Nor was it right that the neighbours should know that other horror which my strange host of the night could not bring himself to tell me–that horror which he must have learned, as I learned it, from details in the lost masterpiece of poor Frank Marsh.

It would be too hideous if they knew that the one-time heiress of Riverside–the accursed gorgon or lamia whose hateful crinkly coil of serpent-hair must even now be brooding and twining vampirically around an artist’s skeleton in a lime-packed grave beneath a charred foundation–was faintly, subtly, yet to the eyes of genius unmistakably the scion of Zimbabwe’s most primal grovellers. No wonder she owned a link with that old witch-woman Sophonisba–for, though in deceitfully slight proportion, Marceline was a negress.

THE END

Modern liberal readers of course find “Medusa’s Coil” laughable rather than horrific. The reason is that we are neither the misogynists nor the racists that the story presupposes. Lovecraft probably never stopped to think that he might one day be read by African American women or by anyone who considers such women to be people worthy of common respect.

I was reminded the other day of “Medusa’s Coil” by the ending of the five-part TV miniseries Criminal Justice 2. It’s the story of a woman who murders her husband over some dark secret between the two of them. Throughout there are enigmatic hints about some sort of violence or oppression she has suffered from her husband. But the viewer is left to wonder up to the last moment. Before the dramatic conclusion, in the court room, we learn that the husband had made a habit of raping his wife. And then, as the camera pans along the ranks of horrified jurors, we are finally told the shocking truth: it was anal sex!!!

Oh. OK. So the big thing here isn’t that she kept getting raped by her husband, but where, specifically, he put it in her. Are we to take it that if he had just used more conventional means to commit those rapes, then she wouldn’t have been driven to kill him?

Of course, forced entry hurts your bottom more than your vagina. But, beyond the physical pain involved, screen writer Peter Moffat clearly expected a strong sodomy taboo among the viewers. In 2009. Moffat very correctly judged that it would have been completely ineffective to use vanilla domestic sexual coercion as a plot twist. We’re supposed to be shocked not so much because the woman’s bottom hurts, not because she kept getting raped over and over again, but because she has been forced to take part in a Forbidden Act.

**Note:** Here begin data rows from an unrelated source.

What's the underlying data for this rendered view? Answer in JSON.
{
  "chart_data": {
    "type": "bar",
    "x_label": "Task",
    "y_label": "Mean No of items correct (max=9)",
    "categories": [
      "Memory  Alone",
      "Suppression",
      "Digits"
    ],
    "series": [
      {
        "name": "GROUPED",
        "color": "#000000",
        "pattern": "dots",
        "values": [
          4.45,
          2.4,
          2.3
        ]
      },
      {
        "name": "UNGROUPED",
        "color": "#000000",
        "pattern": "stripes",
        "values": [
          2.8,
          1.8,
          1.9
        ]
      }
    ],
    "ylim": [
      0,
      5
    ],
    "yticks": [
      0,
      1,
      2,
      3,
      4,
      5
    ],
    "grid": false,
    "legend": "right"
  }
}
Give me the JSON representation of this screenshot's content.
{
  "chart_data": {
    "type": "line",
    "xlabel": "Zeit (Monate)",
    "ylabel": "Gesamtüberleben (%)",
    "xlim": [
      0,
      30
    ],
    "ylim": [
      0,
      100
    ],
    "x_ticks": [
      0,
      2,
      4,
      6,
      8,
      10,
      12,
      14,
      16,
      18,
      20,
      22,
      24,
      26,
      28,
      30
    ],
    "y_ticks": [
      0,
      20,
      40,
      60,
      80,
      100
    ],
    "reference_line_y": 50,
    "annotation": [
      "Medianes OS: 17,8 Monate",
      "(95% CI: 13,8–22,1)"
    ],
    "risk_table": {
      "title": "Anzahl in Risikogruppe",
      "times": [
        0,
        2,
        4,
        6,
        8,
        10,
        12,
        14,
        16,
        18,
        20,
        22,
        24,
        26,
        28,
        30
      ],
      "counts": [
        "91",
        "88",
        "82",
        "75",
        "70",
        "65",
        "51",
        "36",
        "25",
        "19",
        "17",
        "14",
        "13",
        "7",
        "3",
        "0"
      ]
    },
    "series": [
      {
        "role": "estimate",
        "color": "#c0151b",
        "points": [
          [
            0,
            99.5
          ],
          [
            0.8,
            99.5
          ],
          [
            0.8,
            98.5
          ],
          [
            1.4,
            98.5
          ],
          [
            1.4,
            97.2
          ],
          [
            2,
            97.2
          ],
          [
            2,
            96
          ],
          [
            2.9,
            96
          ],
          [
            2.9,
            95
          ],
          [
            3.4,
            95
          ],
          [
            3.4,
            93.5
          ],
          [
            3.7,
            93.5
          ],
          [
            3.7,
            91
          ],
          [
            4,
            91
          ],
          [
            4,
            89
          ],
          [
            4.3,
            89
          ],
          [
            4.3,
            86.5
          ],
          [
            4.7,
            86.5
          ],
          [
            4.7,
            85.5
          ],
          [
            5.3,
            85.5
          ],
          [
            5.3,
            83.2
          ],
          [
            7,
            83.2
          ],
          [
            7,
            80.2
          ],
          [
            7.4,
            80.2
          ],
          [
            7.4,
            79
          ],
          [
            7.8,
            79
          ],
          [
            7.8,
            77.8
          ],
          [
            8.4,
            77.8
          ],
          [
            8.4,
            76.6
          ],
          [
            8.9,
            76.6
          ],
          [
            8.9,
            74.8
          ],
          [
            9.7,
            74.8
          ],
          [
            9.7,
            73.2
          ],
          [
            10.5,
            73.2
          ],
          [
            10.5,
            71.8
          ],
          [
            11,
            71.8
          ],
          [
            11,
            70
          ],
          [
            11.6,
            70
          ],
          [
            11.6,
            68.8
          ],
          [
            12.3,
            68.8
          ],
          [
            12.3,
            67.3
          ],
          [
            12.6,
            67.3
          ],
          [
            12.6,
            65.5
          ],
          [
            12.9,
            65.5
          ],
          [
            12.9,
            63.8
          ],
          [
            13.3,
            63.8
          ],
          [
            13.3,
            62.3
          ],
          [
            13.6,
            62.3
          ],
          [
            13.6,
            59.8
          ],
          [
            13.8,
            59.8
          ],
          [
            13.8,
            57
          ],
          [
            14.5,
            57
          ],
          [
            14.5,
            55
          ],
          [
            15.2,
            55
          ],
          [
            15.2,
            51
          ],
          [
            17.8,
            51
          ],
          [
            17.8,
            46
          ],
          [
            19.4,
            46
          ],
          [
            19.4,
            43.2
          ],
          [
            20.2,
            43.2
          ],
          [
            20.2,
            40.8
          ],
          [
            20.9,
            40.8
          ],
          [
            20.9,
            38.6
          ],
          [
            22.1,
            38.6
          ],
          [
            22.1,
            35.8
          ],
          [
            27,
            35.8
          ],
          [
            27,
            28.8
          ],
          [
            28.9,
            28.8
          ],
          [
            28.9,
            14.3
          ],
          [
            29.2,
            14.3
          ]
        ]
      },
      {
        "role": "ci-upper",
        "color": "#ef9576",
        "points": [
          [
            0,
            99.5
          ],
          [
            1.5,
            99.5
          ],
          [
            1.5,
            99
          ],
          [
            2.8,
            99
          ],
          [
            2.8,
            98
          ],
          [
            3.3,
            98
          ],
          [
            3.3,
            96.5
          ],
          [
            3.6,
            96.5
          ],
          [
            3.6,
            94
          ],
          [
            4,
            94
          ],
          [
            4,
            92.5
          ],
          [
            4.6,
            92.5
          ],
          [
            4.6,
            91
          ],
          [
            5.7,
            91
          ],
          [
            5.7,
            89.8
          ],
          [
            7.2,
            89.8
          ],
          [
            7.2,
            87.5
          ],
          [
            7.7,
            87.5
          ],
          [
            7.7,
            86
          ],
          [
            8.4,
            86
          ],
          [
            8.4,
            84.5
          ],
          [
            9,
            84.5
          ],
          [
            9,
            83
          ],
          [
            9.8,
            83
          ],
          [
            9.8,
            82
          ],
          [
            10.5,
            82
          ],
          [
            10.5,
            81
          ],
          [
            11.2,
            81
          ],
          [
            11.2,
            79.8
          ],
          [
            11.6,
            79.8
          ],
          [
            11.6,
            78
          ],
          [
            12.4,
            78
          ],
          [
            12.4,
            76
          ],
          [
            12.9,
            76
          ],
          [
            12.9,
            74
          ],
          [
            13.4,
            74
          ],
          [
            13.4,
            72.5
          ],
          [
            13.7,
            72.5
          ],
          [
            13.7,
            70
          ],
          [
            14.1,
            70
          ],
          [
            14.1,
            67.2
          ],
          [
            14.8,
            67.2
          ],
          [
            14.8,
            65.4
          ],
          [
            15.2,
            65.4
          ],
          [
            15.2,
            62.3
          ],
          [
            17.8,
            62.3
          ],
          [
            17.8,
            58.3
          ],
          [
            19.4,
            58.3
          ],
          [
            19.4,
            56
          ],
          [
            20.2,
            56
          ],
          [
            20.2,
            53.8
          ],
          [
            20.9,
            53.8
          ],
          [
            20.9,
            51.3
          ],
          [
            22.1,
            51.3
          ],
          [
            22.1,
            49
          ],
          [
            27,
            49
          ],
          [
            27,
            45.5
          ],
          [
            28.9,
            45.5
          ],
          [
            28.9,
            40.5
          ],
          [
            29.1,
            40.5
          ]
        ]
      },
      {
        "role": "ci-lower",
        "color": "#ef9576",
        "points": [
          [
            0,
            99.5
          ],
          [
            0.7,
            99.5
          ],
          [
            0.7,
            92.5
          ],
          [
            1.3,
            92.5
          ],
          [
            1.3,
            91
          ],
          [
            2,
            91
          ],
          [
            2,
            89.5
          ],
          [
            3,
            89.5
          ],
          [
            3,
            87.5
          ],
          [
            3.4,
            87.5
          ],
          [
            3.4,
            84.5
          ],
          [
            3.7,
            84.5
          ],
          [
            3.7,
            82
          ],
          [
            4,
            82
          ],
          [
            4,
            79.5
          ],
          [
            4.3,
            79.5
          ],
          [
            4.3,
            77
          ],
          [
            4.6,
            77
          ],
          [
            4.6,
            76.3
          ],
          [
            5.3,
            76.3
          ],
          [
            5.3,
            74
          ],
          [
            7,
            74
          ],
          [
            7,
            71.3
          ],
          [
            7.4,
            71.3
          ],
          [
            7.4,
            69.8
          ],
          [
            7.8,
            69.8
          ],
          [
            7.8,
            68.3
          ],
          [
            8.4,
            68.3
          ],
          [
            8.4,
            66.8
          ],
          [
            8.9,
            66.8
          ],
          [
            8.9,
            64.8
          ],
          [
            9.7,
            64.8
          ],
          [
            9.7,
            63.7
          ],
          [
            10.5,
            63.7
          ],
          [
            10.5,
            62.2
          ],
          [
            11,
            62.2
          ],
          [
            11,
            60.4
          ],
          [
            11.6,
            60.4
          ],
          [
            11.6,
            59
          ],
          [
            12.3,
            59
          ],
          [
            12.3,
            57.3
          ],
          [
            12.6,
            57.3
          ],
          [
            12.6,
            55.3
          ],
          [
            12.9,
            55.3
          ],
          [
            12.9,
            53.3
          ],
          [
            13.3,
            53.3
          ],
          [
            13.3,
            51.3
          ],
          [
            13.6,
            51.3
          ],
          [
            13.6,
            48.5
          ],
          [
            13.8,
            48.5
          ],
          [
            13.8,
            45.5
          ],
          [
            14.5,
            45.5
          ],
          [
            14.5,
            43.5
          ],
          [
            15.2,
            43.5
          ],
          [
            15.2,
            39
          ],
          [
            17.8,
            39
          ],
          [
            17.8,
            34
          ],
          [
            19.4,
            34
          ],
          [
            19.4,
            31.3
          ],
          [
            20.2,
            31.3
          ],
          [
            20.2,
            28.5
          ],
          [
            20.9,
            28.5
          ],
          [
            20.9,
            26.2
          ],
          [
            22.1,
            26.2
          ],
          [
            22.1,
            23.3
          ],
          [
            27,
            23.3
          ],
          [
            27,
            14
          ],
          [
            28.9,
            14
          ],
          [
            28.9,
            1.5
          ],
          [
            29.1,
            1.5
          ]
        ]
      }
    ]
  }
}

Nerve Magazine ran a “The Mainstreaming of Anal Sex” article in 1999. Slate ran theirs in 2005. To readers of Cosmopolitan Magazine and fans of the Sex and the City TV show, anal sex is about as controversial as Pilates. Mainstream on-line book stores offer many handbooks on the subject of how you might enjoy your own male or female little tush sexually. It’s optional: it’s your bottom and you decide what you’d like to try and what you’d then like to try again — or not. Everybody knows that the basic rule in bed is “consenting adults”. Therefore the Criminal Justice miniseries ends in anticlimax: when we learn that the long-withheld secret is rape we find it sad but banal. Even though it was anal.